The Council Conclusions call on governments and the Commission to ensure a strong public health perspective in developing and implementing national action plans – which need to be in place by mid-2017 – and the new EU Action Plan on AMR, which is currently up for revision.

The One Health approach is supported by some specific actions to facilitate the sharing of expertise and results between countries,  mainly via existing groups working on AMR. The Conclusions propose a new group for the exchange of best practices on prudent use of antimicrobials in all domains: the new EU One Health Network on AMR will discuss progress on relevant policies and actions.

Governments  will now have to respond quickly to the call to action on prudent use of antibiotics and reduction of use, in line with measurable goals (qualitative and quantitative, ‘to reduce infections in humans and animals, the use of antimicrobials in the human and veterinary sector and antimicrobial resistance in all domains’). Countries are asked to set their own targets and action plans, so it will be important to monitor them for stringency and real world implementation, to ensure there are no ‘weak spots’ in Europe.
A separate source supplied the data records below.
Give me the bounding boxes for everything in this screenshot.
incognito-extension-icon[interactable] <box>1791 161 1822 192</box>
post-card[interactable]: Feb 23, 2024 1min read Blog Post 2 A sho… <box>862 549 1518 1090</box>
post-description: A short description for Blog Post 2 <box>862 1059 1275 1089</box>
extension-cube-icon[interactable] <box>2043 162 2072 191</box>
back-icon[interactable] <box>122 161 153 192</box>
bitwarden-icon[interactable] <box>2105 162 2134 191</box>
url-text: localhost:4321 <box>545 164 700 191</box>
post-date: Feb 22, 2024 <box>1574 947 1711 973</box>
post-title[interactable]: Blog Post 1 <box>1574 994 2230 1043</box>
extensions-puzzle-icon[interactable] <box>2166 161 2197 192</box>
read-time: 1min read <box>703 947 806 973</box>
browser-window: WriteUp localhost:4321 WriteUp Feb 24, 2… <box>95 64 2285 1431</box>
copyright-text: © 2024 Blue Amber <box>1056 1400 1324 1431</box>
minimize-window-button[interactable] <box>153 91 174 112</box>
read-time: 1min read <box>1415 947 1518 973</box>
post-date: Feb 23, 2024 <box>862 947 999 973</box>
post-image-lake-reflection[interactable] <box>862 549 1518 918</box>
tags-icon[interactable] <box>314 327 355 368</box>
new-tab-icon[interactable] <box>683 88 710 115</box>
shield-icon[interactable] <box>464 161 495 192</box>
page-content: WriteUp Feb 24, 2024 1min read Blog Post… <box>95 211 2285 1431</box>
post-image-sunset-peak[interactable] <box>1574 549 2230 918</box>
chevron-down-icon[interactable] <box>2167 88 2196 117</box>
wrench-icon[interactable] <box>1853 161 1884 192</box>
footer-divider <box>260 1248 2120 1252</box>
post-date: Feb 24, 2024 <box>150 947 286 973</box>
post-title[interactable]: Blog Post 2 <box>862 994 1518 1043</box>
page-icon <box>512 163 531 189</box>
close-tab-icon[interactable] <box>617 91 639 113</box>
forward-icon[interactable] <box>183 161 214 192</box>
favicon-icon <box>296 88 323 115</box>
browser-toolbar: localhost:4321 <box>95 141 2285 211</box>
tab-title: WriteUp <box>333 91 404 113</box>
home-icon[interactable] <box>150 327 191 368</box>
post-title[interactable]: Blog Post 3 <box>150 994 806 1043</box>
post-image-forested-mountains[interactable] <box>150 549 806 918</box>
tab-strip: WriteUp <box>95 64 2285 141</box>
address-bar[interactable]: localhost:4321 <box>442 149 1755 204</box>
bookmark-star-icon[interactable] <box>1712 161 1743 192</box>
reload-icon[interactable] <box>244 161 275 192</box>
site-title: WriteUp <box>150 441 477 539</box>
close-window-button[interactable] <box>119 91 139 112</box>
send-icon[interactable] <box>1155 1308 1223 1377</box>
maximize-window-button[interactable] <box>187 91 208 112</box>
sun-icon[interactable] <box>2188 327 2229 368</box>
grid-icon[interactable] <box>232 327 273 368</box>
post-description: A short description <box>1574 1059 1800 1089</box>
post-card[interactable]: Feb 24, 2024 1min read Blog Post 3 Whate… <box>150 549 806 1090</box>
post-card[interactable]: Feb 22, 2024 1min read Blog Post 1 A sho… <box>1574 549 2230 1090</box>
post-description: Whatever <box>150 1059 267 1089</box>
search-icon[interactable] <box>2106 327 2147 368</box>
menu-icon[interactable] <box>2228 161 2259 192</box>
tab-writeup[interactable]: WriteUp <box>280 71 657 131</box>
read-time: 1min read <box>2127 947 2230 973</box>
Yet there is still a long way to go to achieve a comprehensive comprehensive European approach to tackling the biggest health threat the world faces.  EPHA’s Recommendations for the Dutch Council Conclusions on Antimicrobial Resistance specify further policy solutions that could have been adopted in order to strengthen the EU’s role:

  • Set binding reduction targets and SMART actions for the use of antimicrobials in the human and veterinary sector,
  • Ensure appropriate alignment of National Action Plans, using the WHO manual produced for this purpose;
  • Identify weaknesses in national surveillance systems and set characteristics of a good surveillance system including criteria for the quality of data;
  • Improve the environmental dimensions, e.g. through binding global supply chain standards for manufacturers of antimicrobials and mandatory Environmental Risk Assessments during the marketing authorisation process;
  • Disincentivise veterinarians and farmers from treating animals prophylactically or metaphylactically;
  • Eliminate perverse financial incentives for individuals and institutions to unnecessarily prescribe and use antimicrobials on farms and in human health;
  • Emphasise and implement policies which support maintaining good health as a prevention against infection to minimise the need for antimicrobial use; and
  • Emphasise the human side of AMR, including research into social and behavioural aspects of consumption and supply of antimicrobials.

While the Council Conclusions help define a specific added value for Europe in the global fight against AMR, they fall short when it comes to translating this into concrete, binding and time-sensitive actions. For example, the ‘measures to improve prudent use’ to be undertaken by national governments remain undefined (and thus open to interpretation), and the new One Health Network will not have any binding decision-making powers. While strengthening surveillance and improving the quality and comparability of the data reported to ECDC, EFSA and EMA is to be welcomed, this requires more financial resources for collecting and analysing data. Moreover, the Conclusions do not call for initiating new legislation on AMR or for any concrete steps to put an end to illegal internet or over-the-counter sales.

Given the unprecedented scale and severity that AMR poses to public health around the world, the  proposed actions are too vague and too slow to foster an appropriate policy change.  It is not a given that national governments will establish sufficiently strong national action plans. It is vital that the review of the EU Action Plan in line with the WHO Global Action Plan will oblige national governments to put appropriate resources  into the fight against AMR and set sufficiently ambitious targets, in their own interest and that of the rest of the world.  Actions always speak louder than words!